Ir a una cancha argentina es una experiencia aleatoria que se dirime por las casualidades: vivir o morir depende simplemente del azar. Mi moneda cayó, esta vez, para el lado que dice que aún voy a seguir existiendo. Lo advertí a las 15.20 de ayer. Entré en la Avenida Juan B. Justo en pleno despliegue de realismo trágico: corridas de los de Vélez, raptos de vandalismo, represión. Cuestión de puntería, sobreviví. Atravesar el mismo camino un minuto más tarde, quizá, podría haber conllevado un riesgo mayor. O no. Antes, desde el auto, había asistido a otra escena de estupor: la hinchada de San Lorenzo se trasladaba por la Autopista 25 de Mayo, “guiada” por la Federal y protegida por personal de seguridad motorizado de la barra brava.
Aquello que el fútbol es la continuidad de la guerra por otros medios, entonces, no se adapta a estos confines. El fútbol, acá, es la guerra. Fue la guerra. Lo asimilamos como algo natural. Un absurdo total: mientras los equipos entraban a la cancha con la bandera rival como mensaje ejemplificador, las hinchadas cantaban que se iban a matar; mientras a Migliore le tiraban serpentinas, Barovero contaba que le lanzaron “lo normal, tenedores, piedras”; mientras un partido empezaba, un hincha dejaba de respirar; mientras Pezzotta suspendía el juego, mis hijos Facu y Nico, de siete y cinco años, me llamaban para ver si “estaba”.

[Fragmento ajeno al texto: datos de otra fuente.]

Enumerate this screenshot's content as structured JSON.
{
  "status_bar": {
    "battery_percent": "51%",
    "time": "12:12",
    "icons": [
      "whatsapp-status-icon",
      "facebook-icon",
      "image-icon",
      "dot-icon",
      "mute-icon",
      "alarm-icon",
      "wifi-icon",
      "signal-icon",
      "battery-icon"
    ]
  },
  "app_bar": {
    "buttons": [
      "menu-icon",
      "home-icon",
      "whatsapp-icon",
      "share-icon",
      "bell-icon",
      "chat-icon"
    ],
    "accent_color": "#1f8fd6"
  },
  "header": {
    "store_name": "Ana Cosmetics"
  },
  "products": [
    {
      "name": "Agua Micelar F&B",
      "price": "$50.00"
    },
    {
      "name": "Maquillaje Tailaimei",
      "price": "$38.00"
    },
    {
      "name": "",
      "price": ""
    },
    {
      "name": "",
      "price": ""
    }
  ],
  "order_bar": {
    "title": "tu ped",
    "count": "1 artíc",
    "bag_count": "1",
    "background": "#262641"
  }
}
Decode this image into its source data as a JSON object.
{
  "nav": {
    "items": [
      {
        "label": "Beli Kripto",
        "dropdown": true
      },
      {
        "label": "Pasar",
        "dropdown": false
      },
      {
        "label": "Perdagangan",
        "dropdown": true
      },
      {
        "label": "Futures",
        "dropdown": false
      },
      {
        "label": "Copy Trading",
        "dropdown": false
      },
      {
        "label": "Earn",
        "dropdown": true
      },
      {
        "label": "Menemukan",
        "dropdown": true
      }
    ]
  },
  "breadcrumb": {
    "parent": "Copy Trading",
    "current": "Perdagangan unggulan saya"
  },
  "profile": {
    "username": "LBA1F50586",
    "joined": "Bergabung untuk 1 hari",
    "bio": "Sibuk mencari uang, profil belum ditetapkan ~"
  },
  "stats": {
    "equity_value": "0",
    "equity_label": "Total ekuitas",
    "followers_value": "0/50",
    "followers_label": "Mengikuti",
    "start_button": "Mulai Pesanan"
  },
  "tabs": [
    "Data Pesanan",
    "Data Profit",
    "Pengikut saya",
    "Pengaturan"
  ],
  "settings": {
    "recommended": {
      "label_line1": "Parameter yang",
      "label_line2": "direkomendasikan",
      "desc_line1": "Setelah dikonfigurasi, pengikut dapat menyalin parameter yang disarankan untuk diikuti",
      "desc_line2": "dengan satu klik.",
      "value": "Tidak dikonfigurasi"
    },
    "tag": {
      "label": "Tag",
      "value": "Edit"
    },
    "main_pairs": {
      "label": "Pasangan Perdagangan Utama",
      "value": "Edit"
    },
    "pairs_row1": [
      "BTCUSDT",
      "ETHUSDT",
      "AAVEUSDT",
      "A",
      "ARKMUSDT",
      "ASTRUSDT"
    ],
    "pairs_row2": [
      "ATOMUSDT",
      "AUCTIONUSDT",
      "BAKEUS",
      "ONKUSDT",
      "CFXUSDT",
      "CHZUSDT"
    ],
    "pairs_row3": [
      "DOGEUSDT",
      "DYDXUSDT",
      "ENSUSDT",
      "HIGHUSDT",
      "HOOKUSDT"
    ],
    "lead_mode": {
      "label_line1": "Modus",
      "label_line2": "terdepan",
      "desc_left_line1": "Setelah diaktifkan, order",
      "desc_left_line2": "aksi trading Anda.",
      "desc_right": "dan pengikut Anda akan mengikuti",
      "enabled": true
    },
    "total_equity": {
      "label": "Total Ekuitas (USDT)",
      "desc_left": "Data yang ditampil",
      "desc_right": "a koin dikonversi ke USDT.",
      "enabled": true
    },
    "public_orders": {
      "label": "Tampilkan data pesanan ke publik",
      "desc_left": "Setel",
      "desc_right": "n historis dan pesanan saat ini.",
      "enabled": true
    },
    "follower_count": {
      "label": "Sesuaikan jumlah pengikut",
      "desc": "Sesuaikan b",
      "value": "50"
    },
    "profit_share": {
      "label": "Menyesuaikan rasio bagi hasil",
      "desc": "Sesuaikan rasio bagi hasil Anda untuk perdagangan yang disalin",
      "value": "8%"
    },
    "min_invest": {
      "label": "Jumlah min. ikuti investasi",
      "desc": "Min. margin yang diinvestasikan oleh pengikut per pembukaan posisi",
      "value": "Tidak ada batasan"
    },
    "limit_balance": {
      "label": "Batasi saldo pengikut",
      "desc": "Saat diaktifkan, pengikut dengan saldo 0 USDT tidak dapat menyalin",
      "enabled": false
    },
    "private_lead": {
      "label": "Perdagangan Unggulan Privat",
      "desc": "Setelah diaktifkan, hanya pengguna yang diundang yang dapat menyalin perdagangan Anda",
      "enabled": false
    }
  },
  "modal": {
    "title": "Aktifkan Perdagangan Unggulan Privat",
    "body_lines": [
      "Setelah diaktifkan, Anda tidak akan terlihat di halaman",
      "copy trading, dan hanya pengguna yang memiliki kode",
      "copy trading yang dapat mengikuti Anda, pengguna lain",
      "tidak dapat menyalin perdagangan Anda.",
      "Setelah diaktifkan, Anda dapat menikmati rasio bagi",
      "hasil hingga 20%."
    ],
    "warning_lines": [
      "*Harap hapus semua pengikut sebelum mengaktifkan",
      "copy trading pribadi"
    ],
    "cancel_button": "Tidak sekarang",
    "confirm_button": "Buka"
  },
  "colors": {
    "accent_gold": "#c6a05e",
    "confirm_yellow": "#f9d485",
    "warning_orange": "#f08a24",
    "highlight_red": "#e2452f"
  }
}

Imagino que ahora llegarán lamentos, excusas y la explicación de que los incidentes fueron obra de los inadaptados de siempre. Error. Tal vez la acción y omisión policial, la cultura del aguante (de platea y popular), la histeria futbolera y la violencia social definan mejor este drama. Es una pena redundante. Basta.